Ali Lârayedh chef du gouvernement, c'est un véritable de pied de nez aux Tunisiens de la part des plus durs d'Ennahdha avec à leur tête Rached Ghannouchi!

Devant un comportement qui augure d'un régime théocratique que Ghannouchi met en place par petite touche, les Tunisiens ont eu maintes occasions de dégager les intrus qui se sont emparés de leur révolution pour la détourner de ses objectifs en révélant leur incompétence à gérer l'Etat, et qui constituent désormais un grand danger pour la démocratie. A chaque fois, les Tunisiens ont espéré que l'opposition prenne l'initiative pour mettre fin à la légitimité de ces faux démocrates! En vain!!

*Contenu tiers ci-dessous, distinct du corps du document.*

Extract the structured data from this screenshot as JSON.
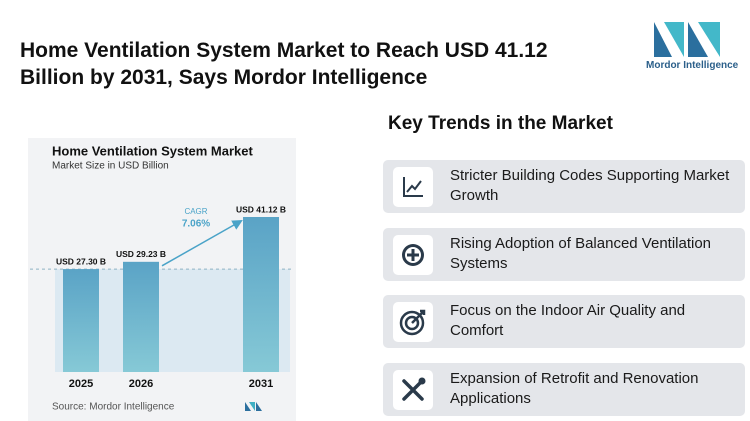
{
  "header": {
    "title": "Home Ventilation System Market to Reach USD 41.12 Billion by 2031, Says Mordor Intelligence",
    "logo": "Mordor Intelligence"
  },
  "chart_data": {
    "type": "bar",
    "title": "Home Ventilation System Market",
    "subtitle": "Market Size in USD Billion",
    "categories": [
      "2025",
      "2026",
      "2031"
    ],
    "values": [
      27.3,
      29.23,
      41.12
    ],
    "value_labels": [
      "USD 27.30 B",
      "USD 29.23 B",
      "USD 41.12 B"
    ],
    "color": "#5ea9c9",
    "annotations": [
      "CAGR",
      "7.06%"
    ],
    "source": "Source: Mordor Intelligence"
  },
  "trends": {
    "title": "Key Trends in the Market",
    "items": [
      "Stricter Building Codes Supporting Market Growth",
      "Rising Adoption of Balanced Ventilation Systems",
      "Focus on the Indoor Air Quality and Comfort",
      "Expansion of Retrofit and Renovation Applications"
    ]
  }
}
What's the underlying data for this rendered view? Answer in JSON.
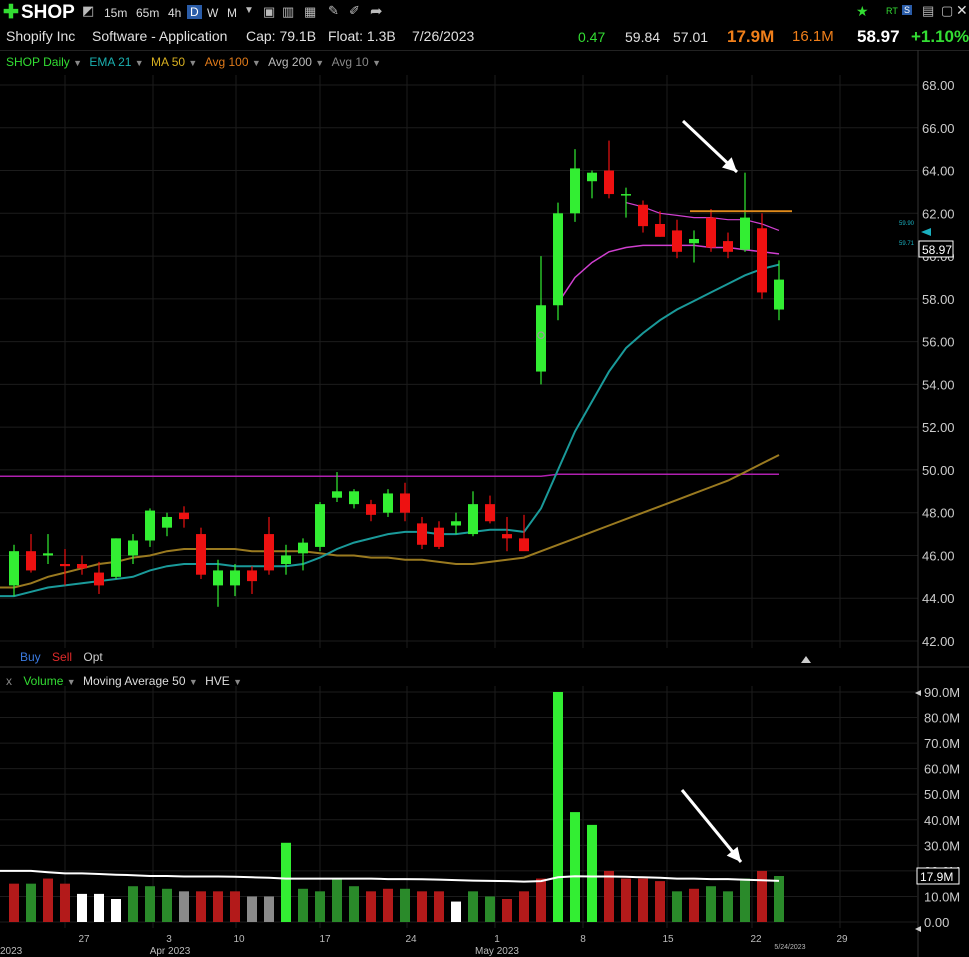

Pire encore, chaque fois que les Tunisiens ont voulu lancer un DÉGAGE franc et massif à ces gouvernants de l'apocalypse, l'opposition leur a mis les bâtons dans les roues en tempérant leur ardeur ou en déviant leur motivation vers d'autres plus accessoires !

Ainsi tout le monde s'apprêtait à demander un DÉGAGE, le 23 octobre dernier, suite au premier assassinat politique depuis le 14 janvier 2011, pour marquer, par la même occasion, la fin d'une légitimité arrivée à son terme... l'opposition lui a coupé l'herbe sous les pieds en appelant à une manifestation le 22 octobre pour demander juste de mettre fin aux violences qui ont conduit à l'assassinat de Lotfi Nagdh!

Les dirigeants nahdhaouis Fathi Jelassi et Rached Ghannouchi reçus par Moncef Marzouki, qui avalera une nouvelle couleuvre appelée Ali Lârayedh.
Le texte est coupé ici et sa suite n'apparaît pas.